Friday, May 20, 2005

Simpson re-submits BWC wilderness bill

Bill proposes three separate wilderness areas


By GREG STAHL
Express Staff Writer

Idaho Congressman Mike Simpson delivered on a six-year-old promise Thursday and asked his congressional colleagues to consider designating 300,011 acres of the Boulder and White Cloud mountains as wilderness.

Six years ago this weekend, the Republican announced he would attempt to piece together a wilderness bill to protect the Boulder and White Cloud mountains and to help several Central Idaho communities pull through their economic doldrums.

On Sunday, Simpson will return to the shores of Redfish Lake, where he made the announcement six years ago, to discuss the bill at the Idaho Conservation League's annual Wild Idaho! Conference.

During the last three years, Simpson has tried to meet with as many Boulder and White Cloud mountains stakeholders as he could.

"In my discussions I found there were some important issues that had to be addressed if this bill were to move forward," he said. "These include providing economic stability for Custer County, securing roads and trails for today's motorized recreation users and future generations of motorized users, providing economic viability to ranching families, and creating a substantive wilderness. The legislation I have introduced represents my best effort at resolving these issues in a manner where no one is unfairly impacted."

Simpson's Central Idaho Economic Development and Recreation Act has changed from when it was submitted last year in the waning hours of the 108th Congress. Notably, a plan to transfer 960 acres of Challis National Forest land to Custer County was scrapped. Also, no new roads or trails would be built, and one off-road-vehicle play park would be built instead of four.

More specifically, the bill proposes three separate wilderness areas, $20.45 million in appropriations and 2,000 to 3,000 acres in land gifts to Custer and Blaine counties and to the cities of Stanley, Challis and Mackay.

But that's only the tip of the iceberg.

The bill would withdraw 131,616 acres from consideration for wilderness designation. It would create a 960-acre motorized recreation park near Boise. It would establish a program by which cattle ranchers in the East Fork of the Salmon River valley could retire their grazing allotments in exchange for payments from the government.

Simpson said the bill is "as close to a compromise as you can get."

"This is probably not a bill anybody would sit down and write themselves," he said during a Thursday afternoon conference call with reporters. "There are parts of this bill that if I was sitting down and writing it for me, I would change.
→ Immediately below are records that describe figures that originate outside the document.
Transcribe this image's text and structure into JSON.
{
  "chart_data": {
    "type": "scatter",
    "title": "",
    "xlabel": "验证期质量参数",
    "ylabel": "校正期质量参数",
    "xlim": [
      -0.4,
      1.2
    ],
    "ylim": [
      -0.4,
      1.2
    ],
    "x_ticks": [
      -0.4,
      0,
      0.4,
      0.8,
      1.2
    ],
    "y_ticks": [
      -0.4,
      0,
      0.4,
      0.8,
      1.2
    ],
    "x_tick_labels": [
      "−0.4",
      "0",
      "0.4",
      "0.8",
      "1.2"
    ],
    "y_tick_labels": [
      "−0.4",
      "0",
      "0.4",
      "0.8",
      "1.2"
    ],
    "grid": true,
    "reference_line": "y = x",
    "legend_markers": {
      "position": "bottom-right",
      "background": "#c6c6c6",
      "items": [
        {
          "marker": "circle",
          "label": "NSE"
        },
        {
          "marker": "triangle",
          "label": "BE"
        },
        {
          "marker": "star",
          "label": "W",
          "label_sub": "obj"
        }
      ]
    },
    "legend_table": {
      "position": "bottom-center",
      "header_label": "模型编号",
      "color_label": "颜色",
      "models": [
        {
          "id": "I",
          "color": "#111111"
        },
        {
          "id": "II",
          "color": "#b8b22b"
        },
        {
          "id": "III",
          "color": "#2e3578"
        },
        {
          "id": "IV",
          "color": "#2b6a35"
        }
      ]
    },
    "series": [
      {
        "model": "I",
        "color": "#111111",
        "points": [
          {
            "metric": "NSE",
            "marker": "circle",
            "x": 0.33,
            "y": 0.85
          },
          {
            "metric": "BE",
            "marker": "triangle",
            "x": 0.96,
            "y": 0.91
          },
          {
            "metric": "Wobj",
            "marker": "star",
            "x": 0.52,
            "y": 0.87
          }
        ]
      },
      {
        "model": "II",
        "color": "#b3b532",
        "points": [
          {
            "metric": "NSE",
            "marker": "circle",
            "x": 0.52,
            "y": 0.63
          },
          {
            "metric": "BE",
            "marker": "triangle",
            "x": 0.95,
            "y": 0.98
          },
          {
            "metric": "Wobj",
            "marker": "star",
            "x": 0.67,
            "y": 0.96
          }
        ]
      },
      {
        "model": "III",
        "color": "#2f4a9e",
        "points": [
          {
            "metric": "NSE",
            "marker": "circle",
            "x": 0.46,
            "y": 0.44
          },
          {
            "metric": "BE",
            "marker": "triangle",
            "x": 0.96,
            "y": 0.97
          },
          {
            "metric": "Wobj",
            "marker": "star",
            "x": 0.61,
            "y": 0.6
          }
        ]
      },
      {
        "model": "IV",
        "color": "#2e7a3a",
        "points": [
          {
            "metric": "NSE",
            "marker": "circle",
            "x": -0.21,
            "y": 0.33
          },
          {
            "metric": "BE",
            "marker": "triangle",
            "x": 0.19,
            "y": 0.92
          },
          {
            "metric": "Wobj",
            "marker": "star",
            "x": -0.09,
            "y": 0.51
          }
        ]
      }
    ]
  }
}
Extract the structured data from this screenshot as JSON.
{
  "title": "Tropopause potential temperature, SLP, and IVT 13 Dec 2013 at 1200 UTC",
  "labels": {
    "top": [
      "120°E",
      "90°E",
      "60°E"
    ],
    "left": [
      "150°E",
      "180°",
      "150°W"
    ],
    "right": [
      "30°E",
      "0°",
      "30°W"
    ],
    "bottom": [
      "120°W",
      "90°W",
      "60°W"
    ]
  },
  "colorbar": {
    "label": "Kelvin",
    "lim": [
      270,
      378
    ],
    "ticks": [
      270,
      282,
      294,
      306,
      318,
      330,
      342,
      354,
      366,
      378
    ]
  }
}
That's what a compromise is all about."

He said the bill is balanced on a "knife edge." Partially because of the delicate balance and partially because it is an Idaho solution to an Idaho problem, the congressman will not agree to changes easily.

"Once we get a bill that we think is the compromise we can sell in Idaho, we've always said that once it comes back here (to Washington D.C.), we're not going to allow it to be changed," he said. "They'll lose my support for it if that were the case."

Working on compromise to solve wilderness and public land disputes is the way of the future, Simpson added. The wilderness bills of tomorrow will also legislate solutions to a variety of problems.

"Honestly, I think this is how we're going to do wilderness bills in the future," he said. "We've always had this fight over where you would draw the lines. In this bill, we've expanded that debate into trying to take care of more of the regional problems other than the problems just in the (proposed wilderness)."

The Wilderness Society seems to agree. As one of two conservation groups that have had front-and-center seats to Simpson's negotiations, some of its representatives have said Simpson's method is worth the effort.

"If we just walk away from it, it doesn't do the wilderness protection part of it any good," said Craig Gehrke, The Wilderness Society's Idaho director. "There are other groups that have said this isn't the right way to go, but we're going to respectfully disagree."

Other conservation groups aren't so convinced. Nor are motorized-recreation advocates.

Members of the Sierra Club and a group of Stanley-area residents are voicing strong opposition to proposed land gifts in and around Stanley. Supporters of the Rockies Prosperity Act, which would designate wilderness throughout the Northern Rockies, have said Simpson's bill concedes too much.

Likewise another group of Stanley-area snowmobilers has organized a campaign against the proposal because it includes too much wilderness.

"It's interesting when people ask who supports this because you can't really point to an organization that supports this, but you can point to a lot of people who support it," Simpson said.

The bill will begin its lawmaking journey in the House Resources Committee, chaired by Richard Pombo, R-Calif., who just last year stifled efforts to designate 106,000 acres of wilderness near Seattle, Wash.

Simpson said he obviously will need support from Pombo, as well as from the Idaho congressional delegation. When asked who would carry the bill in the Senate, should it make it that far, Simpson said he has talked with Idaho Sens. Mike Crapo and Larry Craig, but neither has indicated his support or opposition.

"I could look at any part of this and say it's potentially a bill killer," Simpson said. "I tried to bring the conservation groups together to where they're 51 percent in favor of it. And we tried to bring the other side to where they're 51 percent in favor of it. We're really walking a fine line here."